Continued participation in coalition is a crime, says Shas Council of Torah Sages

Council denounces government for its policies toward Torah students and the poor.

Haredi protest in Jerusalem 390 (photo credit: Marc Israel Sellem/The Jerusalem Post)
Haredi protest in Jerusalem 390
(photo credit: Marc Israel Sellem/The Jerusalem Post)
The Shas Council of Torah Sages harshly denounced the government on Wednesday night for its policies toward Torah students and the poor, and said that participating in the coalition was akin to committing a crime.
It was the first time the four-member council convened since the death in October of Rabbi Ovadia Yosef, who served as the spiritual guide and ultimate leader of the Shas movement.
The council members – Yosef’s son and newly appointed member Rabbi David Yosef along with Rabbis Shalom Cohen, Shimon Badani and Moshe Maya – were briefed on political developments by Shas chairman Arye Deri and were then joined by the rest of the party’s MKs.
In a statement released to the media by Shas after the meeting, the council declared that the government was not acting with appropriate respect for Jewish tradition, and bitterly criticized its social policies.
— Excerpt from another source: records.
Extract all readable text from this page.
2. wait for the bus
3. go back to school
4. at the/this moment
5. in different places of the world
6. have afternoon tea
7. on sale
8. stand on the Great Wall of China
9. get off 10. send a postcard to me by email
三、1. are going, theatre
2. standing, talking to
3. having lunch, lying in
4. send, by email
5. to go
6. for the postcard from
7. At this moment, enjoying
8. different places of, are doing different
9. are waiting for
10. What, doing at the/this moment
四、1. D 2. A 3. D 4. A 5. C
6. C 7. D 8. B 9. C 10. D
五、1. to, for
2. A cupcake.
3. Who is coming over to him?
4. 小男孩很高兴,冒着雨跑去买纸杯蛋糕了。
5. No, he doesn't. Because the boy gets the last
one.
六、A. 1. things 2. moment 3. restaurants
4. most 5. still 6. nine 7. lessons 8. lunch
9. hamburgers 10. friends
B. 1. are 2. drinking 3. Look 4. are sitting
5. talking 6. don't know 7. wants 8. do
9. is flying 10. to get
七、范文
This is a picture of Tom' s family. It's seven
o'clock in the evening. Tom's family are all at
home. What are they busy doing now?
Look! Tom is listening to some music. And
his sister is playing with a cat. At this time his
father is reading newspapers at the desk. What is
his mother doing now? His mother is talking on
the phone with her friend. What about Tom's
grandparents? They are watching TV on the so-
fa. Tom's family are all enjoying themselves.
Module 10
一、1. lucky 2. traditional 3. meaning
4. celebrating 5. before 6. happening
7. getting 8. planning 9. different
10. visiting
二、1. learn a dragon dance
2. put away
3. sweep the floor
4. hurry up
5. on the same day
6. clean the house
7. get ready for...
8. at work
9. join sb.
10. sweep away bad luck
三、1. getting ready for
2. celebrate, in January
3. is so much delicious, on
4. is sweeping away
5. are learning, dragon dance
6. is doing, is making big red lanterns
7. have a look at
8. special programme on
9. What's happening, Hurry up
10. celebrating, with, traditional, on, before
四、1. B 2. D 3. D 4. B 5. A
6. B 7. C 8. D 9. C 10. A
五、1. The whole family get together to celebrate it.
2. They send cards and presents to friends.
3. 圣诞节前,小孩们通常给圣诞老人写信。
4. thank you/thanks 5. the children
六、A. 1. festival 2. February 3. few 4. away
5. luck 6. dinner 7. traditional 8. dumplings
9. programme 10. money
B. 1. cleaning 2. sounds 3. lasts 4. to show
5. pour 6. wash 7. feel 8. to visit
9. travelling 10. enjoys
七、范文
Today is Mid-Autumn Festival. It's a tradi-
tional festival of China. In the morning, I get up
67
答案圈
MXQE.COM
“It is clear that a government that does not know how to behave with the fitting respect toward the Torah and traditions of Israel will not know how to behave with dignity and mercy toward the elderly, children and the sectors of society in crisis who are crying out for help,” the rabbis said.
“The Council of Torah Sages sees every member of the government as responsible for this serious situation. Continuing to sit in and cooperate with a government which acts mercilessly toward the weak and toward religious people is like a crime, and every member [of the government] bears equal responsibility for it.”
The council pointed to government legislation currently in committee designed to dramatically increase haredi enlistment in the army.
“The council is utterly opposed to any compromise in relation to the drafting of those who study Torah and demands that the government immediately establish arrangements to enable them to continue striving in their Torah studies, which the existence of the Jewish people in the Land of Israel depends upon,” they said.
Despite the harsh language of the council’s statement, the Shas party has previously been somewhat flexible on the issue of enlistment, with MKs tacitly recognizing that many registered yeshiva students fail to engage in their studies.
During the previous government, senior Shas MK Ariel Attias, then housing and construction minister, was involved in negotiations that he said would have led to the enlistment of 60 percent of the potential draft of haredi male youth every year.
And just a few weeks ago, Attias said during a hearing of the Knesset Special Committee on Haredi Enlistment that is reviewing the government bill on the matter that although Shas and United Torah Judaism would never support such a law, if it was formulated and worded in a “fair” manner, the haredi rabbinic and political leadership would not fiercely oppose it.
The special committee is edging closer to completing the review process on government legislation to draft haredi men into military and national service programs.
Although the original bill stipulated that haredi men, like all other Jewish men, will be subject to possible imprisonment for refusing to serve in the IDF, an ongoing argument is being conducted within the committee on this issue Yesh Atid and its representative on the committee MK Ofer Shelah, insist that the provision remain part of the bill, while committee chairwoman and Bayit Yehudi MK Ayelet Shaked as well as other members of the panel instead advocate the imposition of financial penalties on anyone refusing to serve.
Until his death, Ovadia Yosef acted as president of the council.
His son David was appointed to the council in his place, but a new president has not been designated.
The council is nominally Shas’s supreme decision-making authority, although it was Ovadia Yosef who to all intents and purposes decided on major policy decisions, in conjunction with the advice he received from senior party leaders.
Since his death, decisions within the council are reached through discussion not only among the rabbis of the body but with the political leadership as well, according to one Shas insider.